A partire dai soci, Leo Pellegrino e Giulia Cantoni, e dalla co-fondatrice della suddetta fortunata formula Marianna Di Dio, che per l’occasione si sono assicurati uno dei migliori cuochi sulla piazza torinese, Niccolò Giugni, ora ex chef di Razzo. Il vino è affidato a Giuseppe Gallo, anch’egli ex sommelier di Razzo e nientemeno che Condividere. Gli spazi, in via Maria Vittoria 33, sono gli stessi che furono occupati da Luogo Divino, ora ammorbiditi dai tessuti e riscaldati dal colore.
Il menu e i prezzi di Fiammetta

Fiammetta sa perfettamente cosa non è, ovvero una steakhouse, e dovrà certamente affrontare la sfida di non stufare con la brace, metodo di cottura predominante del menu.
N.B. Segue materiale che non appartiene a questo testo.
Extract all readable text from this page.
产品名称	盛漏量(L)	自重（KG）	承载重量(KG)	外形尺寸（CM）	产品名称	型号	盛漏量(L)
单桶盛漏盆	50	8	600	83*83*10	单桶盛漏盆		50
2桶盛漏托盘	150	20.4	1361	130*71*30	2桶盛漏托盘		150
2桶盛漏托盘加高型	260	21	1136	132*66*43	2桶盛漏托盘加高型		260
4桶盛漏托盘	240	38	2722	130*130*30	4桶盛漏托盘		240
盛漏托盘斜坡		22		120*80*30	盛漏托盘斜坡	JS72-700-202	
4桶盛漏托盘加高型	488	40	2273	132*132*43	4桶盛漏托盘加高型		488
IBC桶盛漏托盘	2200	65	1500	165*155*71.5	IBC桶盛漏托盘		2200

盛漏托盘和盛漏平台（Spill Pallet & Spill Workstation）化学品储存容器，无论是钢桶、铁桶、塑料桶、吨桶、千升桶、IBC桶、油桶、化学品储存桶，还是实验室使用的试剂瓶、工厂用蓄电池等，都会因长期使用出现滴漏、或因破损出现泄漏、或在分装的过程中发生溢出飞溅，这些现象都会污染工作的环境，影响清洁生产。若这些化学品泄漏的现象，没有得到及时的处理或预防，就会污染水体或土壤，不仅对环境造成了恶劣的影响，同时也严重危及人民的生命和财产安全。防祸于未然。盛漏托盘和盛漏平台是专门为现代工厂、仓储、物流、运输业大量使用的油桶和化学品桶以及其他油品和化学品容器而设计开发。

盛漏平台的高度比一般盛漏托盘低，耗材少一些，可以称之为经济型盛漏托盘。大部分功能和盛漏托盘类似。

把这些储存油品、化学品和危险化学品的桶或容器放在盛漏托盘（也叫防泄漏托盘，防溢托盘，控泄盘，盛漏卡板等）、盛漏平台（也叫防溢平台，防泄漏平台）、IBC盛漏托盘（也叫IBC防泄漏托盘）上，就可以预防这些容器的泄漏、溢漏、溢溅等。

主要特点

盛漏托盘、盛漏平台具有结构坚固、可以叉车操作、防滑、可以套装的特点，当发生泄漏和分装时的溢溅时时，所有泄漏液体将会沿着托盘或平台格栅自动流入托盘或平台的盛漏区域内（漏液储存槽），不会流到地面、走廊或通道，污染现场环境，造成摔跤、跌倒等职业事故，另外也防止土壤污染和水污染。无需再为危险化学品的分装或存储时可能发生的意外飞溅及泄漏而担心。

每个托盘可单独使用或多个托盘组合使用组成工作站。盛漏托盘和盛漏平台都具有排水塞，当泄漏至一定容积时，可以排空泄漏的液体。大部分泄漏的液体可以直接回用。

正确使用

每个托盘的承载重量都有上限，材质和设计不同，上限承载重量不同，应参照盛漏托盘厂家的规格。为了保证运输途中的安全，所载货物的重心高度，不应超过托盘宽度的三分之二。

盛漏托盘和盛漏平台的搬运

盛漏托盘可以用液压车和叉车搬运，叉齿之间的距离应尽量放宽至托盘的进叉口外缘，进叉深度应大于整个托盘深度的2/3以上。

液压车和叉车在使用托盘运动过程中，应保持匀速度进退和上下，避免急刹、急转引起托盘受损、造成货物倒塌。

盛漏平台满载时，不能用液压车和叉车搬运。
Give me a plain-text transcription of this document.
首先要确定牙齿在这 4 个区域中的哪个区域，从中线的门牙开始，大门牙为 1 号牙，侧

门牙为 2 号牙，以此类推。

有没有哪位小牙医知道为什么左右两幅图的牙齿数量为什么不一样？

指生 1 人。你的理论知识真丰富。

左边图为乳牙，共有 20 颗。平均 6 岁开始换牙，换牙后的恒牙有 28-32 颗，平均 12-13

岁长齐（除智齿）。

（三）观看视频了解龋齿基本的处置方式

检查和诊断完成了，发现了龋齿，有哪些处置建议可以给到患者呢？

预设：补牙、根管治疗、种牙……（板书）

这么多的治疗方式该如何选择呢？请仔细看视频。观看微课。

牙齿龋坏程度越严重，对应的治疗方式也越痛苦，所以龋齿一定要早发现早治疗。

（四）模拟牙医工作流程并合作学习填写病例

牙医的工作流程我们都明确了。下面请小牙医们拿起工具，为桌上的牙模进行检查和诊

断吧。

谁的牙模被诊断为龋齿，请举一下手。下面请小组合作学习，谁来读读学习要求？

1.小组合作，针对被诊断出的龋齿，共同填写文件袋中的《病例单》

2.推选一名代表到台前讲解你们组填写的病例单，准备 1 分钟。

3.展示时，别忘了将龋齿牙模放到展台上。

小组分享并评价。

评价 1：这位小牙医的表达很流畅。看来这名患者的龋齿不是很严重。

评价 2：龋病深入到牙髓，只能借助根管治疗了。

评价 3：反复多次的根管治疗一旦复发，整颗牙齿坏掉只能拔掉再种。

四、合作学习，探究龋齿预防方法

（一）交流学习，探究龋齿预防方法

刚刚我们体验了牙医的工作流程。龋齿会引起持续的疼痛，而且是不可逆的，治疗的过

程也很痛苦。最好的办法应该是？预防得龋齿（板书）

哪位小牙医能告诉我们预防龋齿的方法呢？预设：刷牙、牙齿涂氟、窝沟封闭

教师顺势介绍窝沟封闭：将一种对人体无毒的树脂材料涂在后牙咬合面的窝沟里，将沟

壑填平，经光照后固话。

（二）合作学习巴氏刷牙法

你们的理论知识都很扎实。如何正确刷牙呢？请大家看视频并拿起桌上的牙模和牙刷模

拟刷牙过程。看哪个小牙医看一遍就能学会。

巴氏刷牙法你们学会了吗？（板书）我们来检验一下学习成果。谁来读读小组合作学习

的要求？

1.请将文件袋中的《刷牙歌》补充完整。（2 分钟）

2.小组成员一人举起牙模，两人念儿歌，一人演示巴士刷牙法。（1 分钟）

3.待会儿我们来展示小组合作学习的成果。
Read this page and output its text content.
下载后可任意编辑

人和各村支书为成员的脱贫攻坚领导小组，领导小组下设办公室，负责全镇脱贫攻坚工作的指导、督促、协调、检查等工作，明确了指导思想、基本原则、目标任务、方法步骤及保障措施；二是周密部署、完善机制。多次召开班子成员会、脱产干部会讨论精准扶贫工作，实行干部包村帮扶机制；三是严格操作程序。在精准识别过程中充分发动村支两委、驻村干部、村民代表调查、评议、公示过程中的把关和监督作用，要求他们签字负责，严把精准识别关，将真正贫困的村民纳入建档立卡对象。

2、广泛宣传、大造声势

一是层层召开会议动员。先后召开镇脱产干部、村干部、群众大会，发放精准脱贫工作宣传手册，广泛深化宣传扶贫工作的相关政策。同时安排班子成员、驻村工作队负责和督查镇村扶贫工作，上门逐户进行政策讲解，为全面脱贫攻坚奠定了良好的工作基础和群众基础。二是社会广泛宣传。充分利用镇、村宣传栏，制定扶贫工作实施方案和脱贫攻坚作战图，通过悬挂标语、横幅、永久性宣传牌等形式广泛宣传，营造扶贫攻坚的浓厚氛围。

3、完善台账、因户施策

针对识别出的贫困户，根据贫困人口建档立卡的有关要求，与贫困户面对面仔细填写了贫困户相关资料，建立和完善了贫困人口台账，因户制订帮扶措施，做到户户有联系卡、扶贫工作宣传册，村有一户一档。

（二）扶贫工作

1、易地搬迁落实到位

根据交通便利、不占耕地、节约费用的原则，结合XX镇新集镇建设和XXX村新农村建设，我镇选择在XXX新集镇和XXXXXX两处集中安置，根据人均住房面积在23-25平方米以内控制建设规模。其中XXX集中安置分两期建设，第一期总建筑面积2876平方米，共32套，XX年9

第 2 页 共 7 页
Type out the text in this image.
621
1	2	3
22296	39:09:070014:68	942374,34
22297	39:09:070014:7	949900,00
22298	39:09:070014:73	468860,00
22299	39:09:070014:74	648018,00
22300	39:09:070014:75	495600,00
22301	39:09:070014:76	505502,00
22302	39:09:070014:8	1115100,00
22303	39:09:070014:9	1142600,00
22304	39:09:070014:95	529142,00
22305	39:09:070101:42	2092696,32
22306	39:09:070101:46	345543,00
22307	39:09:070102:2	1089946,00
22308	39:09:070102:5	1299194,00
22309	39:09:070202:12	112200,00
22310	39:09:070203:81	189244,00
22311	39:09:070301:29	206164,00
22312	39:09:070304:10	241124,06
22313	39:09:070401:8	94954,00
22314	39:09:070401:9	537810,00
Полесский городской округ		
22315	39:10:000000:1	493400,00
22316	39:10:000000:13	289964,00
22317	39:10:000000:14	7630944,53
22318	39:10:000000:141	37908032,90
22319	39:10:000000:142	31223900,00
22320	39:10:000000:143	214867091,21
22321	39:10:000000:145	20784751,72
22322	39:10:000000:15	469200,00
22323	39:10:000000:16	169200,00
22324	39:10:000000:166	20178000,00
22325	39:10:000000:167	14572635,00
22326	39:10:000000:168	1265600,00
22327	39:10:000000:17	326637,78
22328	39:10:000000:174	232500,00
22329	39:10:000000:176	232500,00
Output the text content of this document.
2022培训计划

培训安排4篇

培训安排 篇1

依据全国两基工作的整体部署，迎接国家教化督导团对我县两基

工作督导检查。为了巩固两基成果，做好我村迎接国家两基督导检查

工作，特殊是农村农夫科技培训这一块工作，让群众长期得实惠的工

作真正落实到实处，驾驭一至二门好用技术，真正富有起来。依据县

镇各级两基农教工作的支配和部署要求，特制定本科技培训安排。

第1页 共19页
Una carta priva di portate canoniche e guidata da 6 elementi stagionali, a loro volta filo conduttore dei piatti e “interpretati con una proposta allo spiedo, diversa ogni giorno, per catturarne l’essenza”.
Per i primi tre mesi sono stati scelti l’asparago di Santena, il carciofo romanesco, il tonno rosso, la mazzancolla, il suino nero di Cavour Pollentia e la Fassona Piemontese de “La Granda, che affumicata sebbene cruda ha il suo perché.

La volontà, chiara, è quella di mettere sullo stesso piano verdure, carne e pesce, con il trait d’union del metodo di cottura, che si fa ingrediente ora di una proposta essenziale, ora di una ricetta più sperimentale. Altrettanto chiara, a un primo assaggio, è la firma di Nicolò Giugni, che per l’applicazione sulla materia prima dimostrata in precedenza pare il cuoco ideale per Fiammetta; lo si ritrova già, in carta, con il “Plin di maiale nero con senape e finocchietto selvatico“.
Il range di prezzi varia tra i 6 e i 25 euro. Esemplificando, il “totano con asparago fritto e maionese di uovo al padellino” è proposto a 13 euro, mentre il “tagliolino con anguilla affumicata, piselli e spugnole” costa 16 euro. Tra i dolci farà certamente presa il gelato al fieno mantecato al momento (7 euro, per un minimo di due porzioni), frutto della collaborazione con Alberto Marchetti.
Aperto tutti i giorni e sostanzialmente tutto il giorno, dalle ore 12 alle ore 15 e dall’aperitivo delle 18.30 alle 24, Fiammetta riserva una formula per il pranzo a 20 euro.
Direbbe Stanis La Rochelle, forse, che è un ristorante “molto poco italiano“. Innovativo in un panorama torinese ultimamente stanziale, ha il buon gusto di assumersi il rischio di essere un ristorante, con portate intere, pensate e strutturate, ben lungi dalla formula improntata sulle tapas di contorno ai vini.